Triste por él, por ella misma, y por la joven esposa, de la que ya se estaba compadeciendo, le acarició la mejilla al tiempo que le inquiría con preocupación.

—Richard, cariño, pero ¿qué has hecho?

Se apartó, asqueado consigo mismo como nunca, maldiciendo su dolor. Ofreció al cochero una suculenta cantidad de dinero para que lo llevara a Westin House, a cinco horas de camino en carruaje. Se sentía incapaz de volver a casa.

«Ojo por ojo», brindó en silencio, insolente.

Nicole se despertó sola. Había dormido en la cama de él, con la esperanza de oírle llegar. O bien no había regresado, o estaba en otra habitación. Tenía la lista en su puño todavía, completamente arrugada. Se había dormido dándoles vueltas a cómo resolver el entuerto, pero no había encontrado solución. La hizo a un lado, y buscó la campana para llamar al servicio. Tiró de la cuerda que había en la cabecera de la cama y ordenó a la doncella, que llegó poco después, que calentaran el agua de la jofaina y que le prepararan el desayuno.

—¿El señor ha desayunado ya? —preguntó como si tal cosa, tanteando.

La cara de la muchacha fue suficiente respuesta. Aun así le contestó, sin mirarla directamente.

—El señor no ha dormido en casa, milady.

Nicole le dio las gracias con voz ahogada y la despidió con la mano, tratando de no llorar. Abatida, buscó entre los baúles del vestidor, donde estaba su ropa todavía por colocar, a falta de decidir dónde dormiría ella, y sacó un vestido de muselina verde. Se aseó, se vistió y bajó a desayunar. Se encontró con varios sirvientes que la miraron casi con lástima. En ese momento odió a Richard con la misma intensidad con la que lo amaba.

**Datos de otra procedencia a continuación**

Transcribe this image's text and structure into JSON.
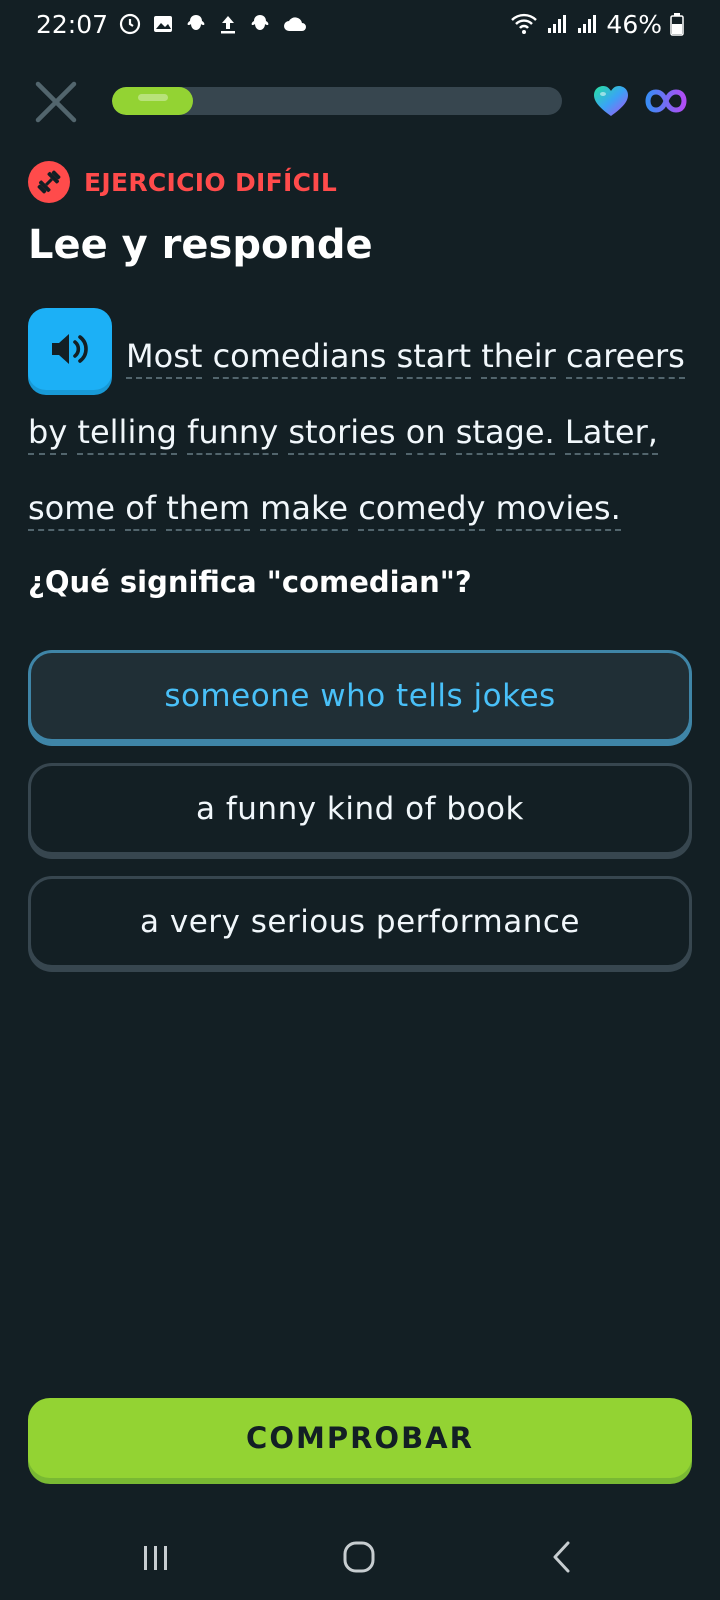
{
  "status_bar": {
    "time": "22:07",
    "battery": "46%"
  },
  "progress": {
    "fraction": 0.18
  },
  "badge": {
    "label": "EJERCICIO DIFÍCIL"
  },
  "title": "Lee y responde",
  "passage": {
    "lines": [
      [
        "Most",
        "comedians",
        "start",
        "their",
        "careers"
      ],
      [
        "by",
        "telling",
        "funny",
        "stories",
        "on",
        "stage.",
        "Later,"
      ],
      [
        "some",
        "of",
        "them",
        "make",
        "comedy",
        "movies."
      ]
    ]
  },
  "question": "¿Qué significa \"comedian\"?",
  "options": [
    {
      "label": "someone who tells jokes",
      "selected": true
    },
    {
      "label": "a funny kind of book",
      "selected": false
    },
    {
      "label": "a very serious performance",
      "selected": false
    }
  ],
  "check_button": {
    "label": "COMPROBAR"
  },
  "colors": {
    "background": "#131f24",
    "accent_green": "#93d333",
    "accent_blue": "#1cb0f6",
    "hard_red": "#ff4b4b",
    "selected_text": "#49c0f8"
  },
  "icons": [
    "close-icon",
    "heart-icon",
    "infinity-icon",
    "dumbbell-icon",
    "speaker-icon",
    "recents-icon",
    "home-icon",
    "back-icon"
  ]
}
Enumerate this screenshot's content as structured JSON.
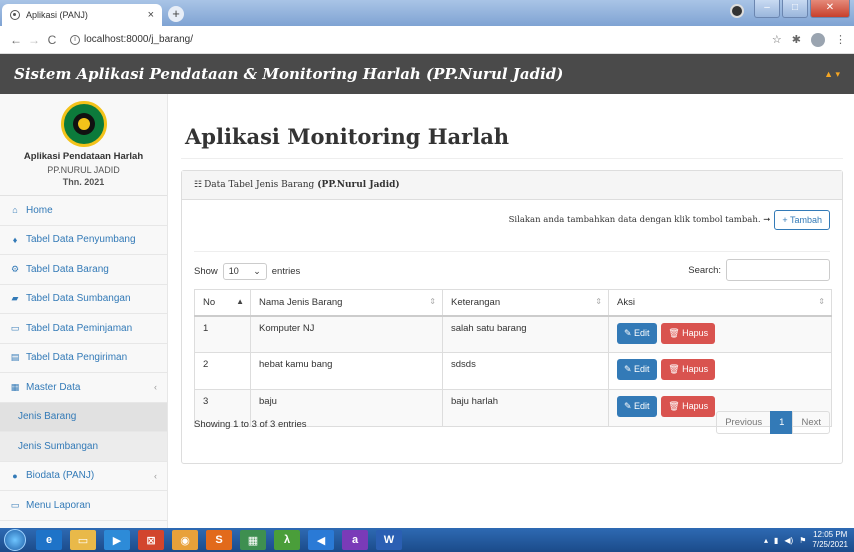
{
  "browser": {
    "tab_title": "Aplikasi (PANJ)",
    "tab_close": "×",
    "new_tab": "+",
    "url": "localhost:8000/j_barang/"
  },
  "header": {
    "brand": "Sistem Aplikasi Pendataan & Monitoring Harlah (PP.Nurul Jadid)",
    "user_menu": "▲ ▾"
  },
  "sidebar": {
    "app_name": "Aplikasi Pendataan Harlah",
    "org": "PP.NURUL JADID",
    "year": "Thn. 2021",
    "items": [
      {
        "label": "Home",
        "icon": "⌂"
      },
      {
        "label": "Tabel Data Penyumbang",
        "icon": "♦"
      },
      {
        "label": "Tabel Data Barang",
        "icon": "⚙"
      },
      {
        "label": "Tabel Data Sumbangan",
        "icon": "▰"
      },
      {
        "label": "Tabel Data Peminjaman",
        "icon": "▭"
      },
      {
        "label": "Tabel Data Pengiriman",
        "icon": "▤"
      },
      {
        "label": "Master Data",
        "icon": "▦",
        "caret": "‹"
      },
      {
        "label": "Jenis Barang"
      },
      {
        "label": "Jenis Sumbangan"
      },
      {
        "label": "Biodata (PANJ)",
        "icon": "●",
        "caret": "‹"
      },
      {
        "label": "Menu Laporan",
        "icon": "▭"
      }
    ]
  },
  "main": {
    "page_title": "Aplikasi Monitoring Harlah",
    "panel_title_prefix": "Data Tabel Jenis Barang",
    "panel_title_bold": "(PP.Nurul Jadid)",
    "add_hint": "Silakan anda tambahkan data dengan klik tombol tambah. ➞",
    "add_button": "+ Tambah",
    "show_label": "Show",
    "entries_value": "10",
    "entries_label": "entries",
    "search_label": "Search:",
    "columns": [
      "No",
      "Nama Jenis Barang",
      "Keterangan",
      "Aksi"
    ],
    "rows": [
      {
        "no": "1",
        "nama": "Komputer NJ",
        "ket": "salah satu barang"
      },
      {
        "no": "2",
        "nama": "hebat kamu bang",
        "ket": "sdsds"
      },
      {
        "no": "3",
        "nama": "baju",
        "ket": "baju harlah"
      }
    ],
    "edit_label": "✎ Edit",
    "delete_label": "🗑 Hapus",
    "info": "Showing 1 to 3 of 3 entries",
    "pager": {
      "previous": "Previous",
      "current": "1",
      "next": "Next"
    }
  },
  "taskbar": {
    "time": "12:05 PM",
    "date": "7/25/2021"
  },
  "colors": {
    "primary": "#337ab7",
    "danger": "#d9534f",
    "header_bg": "#4a4a4a"
  }
}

Afortunadamente en la sala del desayuno estaba solo el mayordomo, quien le sirvió un poco de todo lo que había en las bandejas, y salió, dejándola a solas con sus pensamientos y el Times. Entendía el enfado de Richard. Siendo sincera consigo misma, si ella hubiera encontrado una lista igual, escrita por él, con el nombre de ella tachado, y un montón de insultos estúpidos justo al lado, se habría sentido igual de ofendida, o más. Reprocharle que hubiera hurgado entre sus cosas, dada la magnitud del problema que tenía entre manos, le parecía ridículo, a pesar de que algún día, cuando pudieran bromear sobre todo aquello, le amonestaría. Aún no había encontrado la clave para explicarle el porqué de su maldita lista. Le había dicho que le amaba, pero él no había respondido nada, lo que era mejor que haberse mofado de sus sentimientos. Aunque no mucho mejor, pensó con tristeza. Simplemente la había dejado sola, con su confesión en el aire, flotando entre ambos.

Tomó el Times y buscó directamente las páginas de sociedad, curiosa por saber qué habrían dicho de su enlace. Pero fue otra la noticia que llamó su atención. La noche anterior habían estrenado una nueva función en la Royal Opera, y entre los ilustres asistentes, destacaban la inusual presencia del vizconde de Sunder, acompañado por cierta actriz.